A buyer's market simply means there are more homes for sale than there are buyers which gives buyers an advantage, as they have more choice and can negotiate lower prices.
According to the Seeff Property Group, several factors can impact the selling prices of properties in a buyer's market. Geographic trends for example may mean that some areas are still experiencing a shortage of stock and high buyer demand, but even in these areas buyers will still not overpay.
Properties in desirable locations are also usually still able to sell faster than the rest of the market and achieve slightly higher prices, even in a buyer's market. Buyers are generally willing to pay more for homes in safe and convenient neighbourhoods with good schools and amenities.
When buyers have a choice between properties, they will almost always choose the one that is in the best condition and offers the best value for money. Buyers are more likely to look for price discounts if the property exhibits obvious flaws.
Buyers will compare the prices of the properties they are interested in with those that have recently sold in the area. Sellers should not underestimate the fact that buyers have access to current information on the internet. Overpriced properties will stay on the market for longer and likely sell for less.
Sellers who are motivated to sell are more likely to be willing to be more realistic with their asking price and may be more willing to negotiate their price so that they can conclude a sale. Sellers who need to move are usually more motivated while those who can wait may cling to a high asking price.
The overall economic and market conditions have a direct impact on the selling prices of properties in a buyer's market. If the economy is struggling and interest rates are high, buyers may be more cautious about buying which generally leads to lower selling prices.
In a buyer's market, sellers may need to be prepared to negotiate on price and make concessions. Gerhard van der Linde, MD for Seeff Pretoria East says the highest offer is not always the best offer. If the offer is clean, the buyer’s finances are in order and there are no further restrictive conditions, it is likely a more advantageous offer compared to a higher price with many issues attached.
Sellers who have overpriced may become desperate because it has not sold, and may then be open to lower offers. He says a seller must consider the benefits of accepting the offer on the table versus waiting for another offer that might not be forthcoming.
If the benefit of accepting outweighs the risks of hoping for a higher offer, rather go with the offer.
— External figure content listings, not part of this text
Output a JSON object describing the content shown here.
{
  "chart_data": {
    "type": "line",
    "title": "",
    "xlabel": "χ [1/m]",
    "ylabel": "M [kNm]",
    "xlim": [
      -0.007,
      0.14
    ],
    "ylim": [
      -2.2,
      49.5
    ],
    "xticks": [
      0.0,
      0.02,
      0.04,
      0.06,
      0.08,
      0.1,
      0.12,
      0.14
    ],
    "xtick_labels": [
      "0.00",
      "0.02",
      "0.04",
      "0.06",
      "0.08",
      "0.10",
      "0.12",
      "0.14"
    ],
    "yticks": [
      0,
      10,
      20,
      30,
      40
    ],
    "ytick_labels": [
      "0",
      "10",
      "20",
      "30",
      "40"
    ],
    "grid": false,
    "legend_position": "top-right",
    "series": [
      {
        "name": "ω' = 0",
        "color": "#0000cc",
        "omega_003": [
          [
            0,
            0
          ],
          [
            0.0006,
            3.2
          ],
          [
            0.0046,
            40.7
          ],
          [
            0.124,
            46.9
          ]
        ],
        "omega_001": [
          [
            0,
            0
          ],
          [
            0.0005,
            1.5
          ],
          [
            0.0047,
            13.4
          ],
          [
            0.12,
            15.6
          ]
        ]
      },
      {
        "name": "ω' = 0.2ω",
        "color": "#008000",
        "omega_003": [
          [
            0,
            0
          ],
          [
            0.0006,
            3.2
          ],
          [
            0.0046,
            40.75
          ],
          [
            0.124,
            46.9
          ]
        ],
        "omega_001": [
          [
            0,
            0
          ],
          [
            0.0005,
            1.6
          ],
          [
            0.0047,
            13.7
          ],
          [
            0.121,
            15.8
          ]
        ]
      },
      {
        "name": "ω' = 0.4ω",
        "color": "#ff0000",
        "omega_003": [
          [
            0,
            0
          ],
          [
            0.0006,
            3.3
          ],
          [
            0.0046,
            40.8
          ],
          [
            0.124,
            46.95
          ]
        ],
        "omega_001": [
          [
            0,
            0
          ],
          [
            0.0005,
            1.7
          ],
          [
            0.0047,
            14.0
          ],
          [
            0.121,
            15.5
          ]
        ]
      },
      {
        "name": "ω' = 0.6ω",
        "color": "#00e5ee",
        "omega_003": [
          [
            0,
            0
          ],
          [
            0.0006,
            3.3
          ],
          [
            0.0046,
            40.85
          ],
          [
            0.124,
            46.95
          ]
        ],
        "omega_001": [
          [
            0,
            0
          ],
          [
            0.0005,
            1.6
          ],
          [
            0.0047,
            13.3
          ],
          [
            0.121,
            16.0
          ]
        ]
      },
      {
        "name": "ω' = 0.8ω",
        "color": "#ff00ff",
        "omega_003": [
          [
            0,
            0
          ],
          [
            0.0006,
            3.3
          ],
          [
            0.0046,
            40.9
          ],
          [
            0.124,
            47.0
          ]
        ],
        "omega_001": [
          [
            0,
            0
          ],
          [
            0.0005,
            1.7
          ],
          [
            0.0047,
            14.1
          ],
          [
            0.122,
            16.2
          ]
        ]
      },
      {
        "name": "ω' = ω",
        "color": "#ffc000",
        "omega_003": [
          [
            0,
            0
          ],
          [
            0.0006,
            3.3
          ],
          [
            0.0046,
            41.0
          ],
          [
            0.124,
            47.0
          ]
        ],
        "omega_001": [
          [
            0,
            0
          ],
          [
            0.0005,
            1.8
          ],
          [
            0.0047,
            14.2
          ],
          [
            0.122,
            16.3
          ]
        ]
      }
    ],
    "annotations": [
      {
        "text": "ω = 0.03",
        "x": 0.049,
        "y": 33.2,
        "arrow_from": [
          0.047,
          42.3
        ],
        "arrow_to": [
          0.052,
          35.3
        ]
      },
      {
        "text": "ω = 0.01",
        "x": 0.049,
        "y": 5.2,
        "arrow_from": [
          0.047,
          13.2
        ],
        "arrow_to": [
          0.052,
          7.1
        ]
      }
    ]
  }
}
There is always the option of asking the property consultant if the buyer would be open to a counter offer, but there might be risks. If the buyer does not accept, the first offer could then also be off the table.
Tiaan Pretorius, manager for Seeff Centurion says the first offer is usually the best offer, but sellers should ensure they are able to make an informed decision by getting the agent to provide an update on current market conditions and the recent selling prices in the area.